Carl-Mikael Suomivuori

The mission of the Suomivuori lab is to uncover atomic‑level mechanisms in biology for the development of safer, more effective drugs. The lab uses state-of-the-art computational methods, including all-atom molecular dynamics (MD) simulations, quantum chemical calculations, machine learning–based structure prediction, as well as large-scale virtual screening and other in silico drug discovery tools, to drive complementary experimental work—the results of which, in turn, closely guide the computational work.

Enabling safer, more effective drugs through the rational modulation of binding kinetics. Compared to conventional measures, such as a drug’s binding affinity for its receptor, a drug’s binding kinetics—the rates at which the drug binds to and unbinds from its receptor—can better predict how well that drug works in a living system. However, despite the promise of safer, more effective drugs, rationally optimizing a drug’s binding kinetics remains an unsolved challenge, mainly because doing so requires characterizing not only the bound and unbound states (which determine affinity), but also the binding pathway. To achieve the rational design of ligands with desired binding kinetics, we combine advanced MD simulations—which can uniquely reveal binding pathways at atomic-level resolution—with efforts in medicinal chemistry (to synthesize designed ligands) and pharmacology (to experimentally measure the kinetics). We focus on G protein–coupled receptors (GPCRs)—the single largest class of drug targets—such as serotonin, dopamine, and opioid receptors (the targets of, e.g., psychedelics, antipsychotics, and opioid painkillers, respectively).

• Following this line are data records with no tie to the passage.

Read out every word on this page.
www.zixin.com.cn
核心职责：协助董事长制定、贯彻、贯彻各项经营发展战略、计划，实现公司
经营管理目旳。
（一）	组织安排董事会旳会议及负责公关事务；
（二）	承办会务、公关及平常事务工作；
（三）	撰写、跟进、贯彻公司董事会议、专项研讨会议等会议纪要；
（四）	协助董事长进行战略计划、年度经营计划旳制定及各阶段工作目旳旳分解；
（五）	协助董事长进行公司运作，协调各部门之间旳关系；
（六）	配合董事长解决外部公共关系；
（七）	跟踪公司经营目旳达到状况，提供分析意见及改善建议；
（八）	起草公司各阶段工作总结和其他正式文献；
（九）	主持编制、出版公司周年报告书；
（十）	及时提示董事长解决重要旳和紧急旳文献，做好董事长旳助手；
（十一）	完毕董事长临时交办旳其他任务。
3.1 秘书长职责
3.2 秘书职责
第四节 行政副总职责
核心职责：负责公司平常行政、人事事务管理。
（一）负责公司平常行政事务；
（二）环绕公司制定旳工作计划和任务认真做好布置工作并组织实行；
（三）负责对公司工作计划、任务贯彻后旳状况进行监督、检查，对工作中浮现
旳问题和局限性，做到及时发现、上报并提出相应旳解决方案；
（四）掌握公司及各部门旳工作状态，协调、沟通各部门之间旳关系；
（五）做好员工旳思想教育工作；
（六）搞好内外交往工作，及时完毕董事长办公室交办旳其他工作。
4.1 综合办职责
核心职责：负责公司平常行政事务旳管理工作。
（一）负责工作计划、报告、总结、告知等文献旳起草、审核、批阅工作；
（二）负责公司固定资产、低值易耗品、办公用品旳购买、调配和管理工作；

Uncovering the molecular mechanisms of neurotransmitter loading into synaptic vesicles. Nerve signaling relies on vesicular neurotransmitter transporters (VNTs), which harness a proton electrochemical gradient to pump large numbers of neurotransmitters into synaptic vesicles, whose contents are released into the synapse for nerve signal propagation. Despite the crucial roles VNTs play in neurophysiology, and despite the current utility and future promise of VNTs as drug targets, the mechanisms by which VNTs pump neurotransmitters have long remained unclear. To determine these mechanisms, we use a multiscale computational approach, combining molecular simulations based on classical physics (to access conformational dynamics involving large distances or long timescales) with simulations based on quantum mechanics (to get at proton transfer reactions). We have a particular focus on the VNT known as VMAT2, which transports all monoamine neurotransmitters. In addition to its central role in regulating our brain chemistry, VMAT2 is an important drug target, as it is acted on by drugs that treat movement disorders resulting from, e.g., long-term use of certain antipsychotics. Interestingly, VMAT2 is also acted on—through mechanisms that remain unclear—by amphetamines, including MDMA (“ecstasy”), which is showing promise in treating, e.g., post-traumatic stress disorder.

Toward next-generation cancer drugs by elucidating how ligands induce distinct signaling outcomes through the same receptor tyrosine kinase. Receptor tyrosine kinases (RTKs) control cell proliferation and development in a broad range of biological and pathological contexts, and they represent a pivotal class of cancer drug targets. Although RTKs have traditionally been thought of as binary switches that are either in a state that signals or one that does not, it is now clear that different ligands can trigger distinct signaling outcomes through the same RTK. How such “functional selectivity” occurs at a molecular level remains unclear, despite its importance both from a fundamental science perspective and for developing new therapeutics. We use large-scale MD simulations to uncover these mechanisms, leveraging lessons learned from previously published work on successfully uncovering corresponding mechanisms for GPCRs (Suomivuori et al., Science, 2020).